Non sono gli editoriali che contano, ma i voti di milioni di inglesi che leggono il Sun. Noi crediamo che loro conoscano bene i vantaggi di cui godono grazie a questo governo. Nel giorno delle elezioni, dimostreranno al Sun che sbaglia”. Era il 1997 e il portavoce dell'ufficio centrale del Partito conservatore inglese commentò così la decisione del più popolare tabloid d'Inghilterra di dare il suo appoggio al New Labour di Tony Blair.
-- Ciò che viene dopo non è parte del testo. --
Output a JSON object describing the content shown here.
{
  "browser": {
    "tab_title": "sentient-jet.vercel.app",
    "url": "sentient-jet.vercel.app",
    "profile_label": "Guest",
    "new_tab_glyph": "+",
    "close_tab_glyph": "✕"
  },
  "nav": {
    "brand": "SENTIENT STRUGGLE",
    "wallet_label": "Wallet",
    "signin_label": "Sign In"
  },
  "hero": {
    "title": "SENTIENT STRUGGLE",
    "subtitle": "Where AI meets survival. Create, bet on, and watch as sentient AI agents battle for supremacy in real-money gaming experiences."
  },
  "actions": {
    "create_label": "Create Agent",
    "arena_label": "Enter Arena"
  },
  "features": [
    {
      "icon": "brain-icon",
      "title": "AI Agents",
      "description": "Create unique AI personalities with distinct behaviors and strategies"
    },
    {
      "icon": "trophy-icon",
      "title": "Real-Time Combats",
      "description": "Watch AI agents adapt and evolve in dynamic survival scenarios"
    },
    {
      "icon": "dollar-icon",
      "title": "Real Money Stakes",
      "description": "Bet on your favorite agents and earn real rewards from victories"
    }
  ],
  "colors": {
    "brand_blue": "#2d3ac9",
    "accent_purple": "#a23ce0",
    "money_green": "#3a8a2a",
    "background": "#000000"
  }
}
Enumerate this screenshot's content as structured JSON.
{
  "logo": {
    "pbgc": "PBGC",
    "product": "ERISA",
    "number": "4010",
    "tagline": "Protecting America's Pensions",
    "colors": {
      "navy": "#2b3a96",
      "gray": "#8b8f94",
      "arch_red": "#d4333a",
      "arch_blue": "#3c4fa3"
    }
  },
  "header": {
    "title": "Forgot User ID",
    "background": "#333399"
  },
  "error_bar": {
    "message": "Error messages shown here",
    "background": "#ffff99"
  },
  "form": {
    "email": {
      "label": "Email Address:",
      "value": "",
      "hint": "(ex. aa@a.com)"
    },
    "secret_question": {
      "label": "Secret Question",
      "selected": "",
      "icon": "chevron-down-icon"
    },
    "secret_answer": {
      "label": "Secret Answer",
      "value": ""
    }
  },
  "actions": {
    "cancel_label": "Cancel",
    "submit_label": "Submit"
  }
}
    Non sono gli editoriali che contano, ma i voti di milioni di inglesi che leggono il Sun. Noi crediamo che loro conoscano bene i vantaggi di cui godono grazie a questo governo. Nel giorno delle elezioni, dimostreranno al Sun che sbaglia”. Era il 1997 e il portavoce dell'ufficio centrale del Partito conservatore inglese commentò così la decisione del più popolare tabloid d'Inghilterra di dare il suo appoggio al New Labour di Tony Blair. Dodici anni dopo le parti si sono invertite, il Sun ha abbandonato il New Labour per schierarsi con i conservatori, scatenando goffe reazioni da parte degli “scaricati”. Non che i laburisti fossero sorpresi. I segnali del cambiamento in atto passano più dai soldi investiti dai magnati britannici, dalle preferenze esplicite della City, dai sondaggi insistentemente a favore dei Tory, dall'insofferenza generata dal premier, Gordon Brown, che dallo smacco del Sun. “Party is over”, mormoravano i delegati laburisti abbandonando le sale di Brighton, dove il partito ha appena concluso il suo congresso annuale. Non un fallimento in sé, tutt'altro, ci sono stati momenti emozionanti e persino qualche piccola speranza riaccesa, ma appena fuori dai padiglioni la carrozza è tornata zucca.

    Ora si aspetta Manchester, dove lunedì si apre il congresso dei Tory, e David Cameron promette: dopo Manchester nessuno avrà più dubbi su quel che voglio fare. Era ora, sospirano i conservatori lontani da quel circolo ristretto – e un po' troppo solitario, un po' troppo ansioso, insinuano i commentatori – che detta la linea del partito. Vincere soltanto per incapacità dell'avversario non è un'opzione, non dopo dodici anni che si lavora a un progetto in grado di scalzare la rivoluzione neolaburista. Ma gli inglesi devono ancora essere convinti: hanno di fronte un premier a fine corsa che conoscono (e detestano) fin troppo e un leader ai blocchi di partenza, molto obamiano nel dare voce al cambiamento e alla modernizzazione, ma restio a scendere nei dettagli, a spiegare davvero che cosa vuole fare, come sarà il Regno Unito dopo cinque anni di suo governo. Il congresso di Manchester sarà definitivo, dovrà esserlo, se davvero Cameron vuole che il “Cameronism” diventi un pensiero politico, una dottrina, e non soltanto un fisiologico – e temporaneo – periodo di assestamento dopo la fine di un impero.
    Al momento il leader dei Tory ha fissato le priorità, quattro: “Il deficit, l'Afghanistan, la società ‘broken' (rotta, sfasciata) e la sistemazione del caos della nostra politica”. Quanto a dettagli, ancora poco o niente. Ci lavorano, ormai da anni, i due think tank di riferimento dei Cameroons – il Policy Exchange (noto con l'acronimo “PX”) e il Center for Social Justice – oltre che l'indefesso Tim Montgomerie, un insider imprescindibile, che nei prossimi due mesi pubblicherà sul suo blog “una guida completa alle idee centrali che muovono la leadership di Cameron, i principali personaggi del suo team e le priorità del governo che Cameron spera di guidare dopo le prossime elezioni”.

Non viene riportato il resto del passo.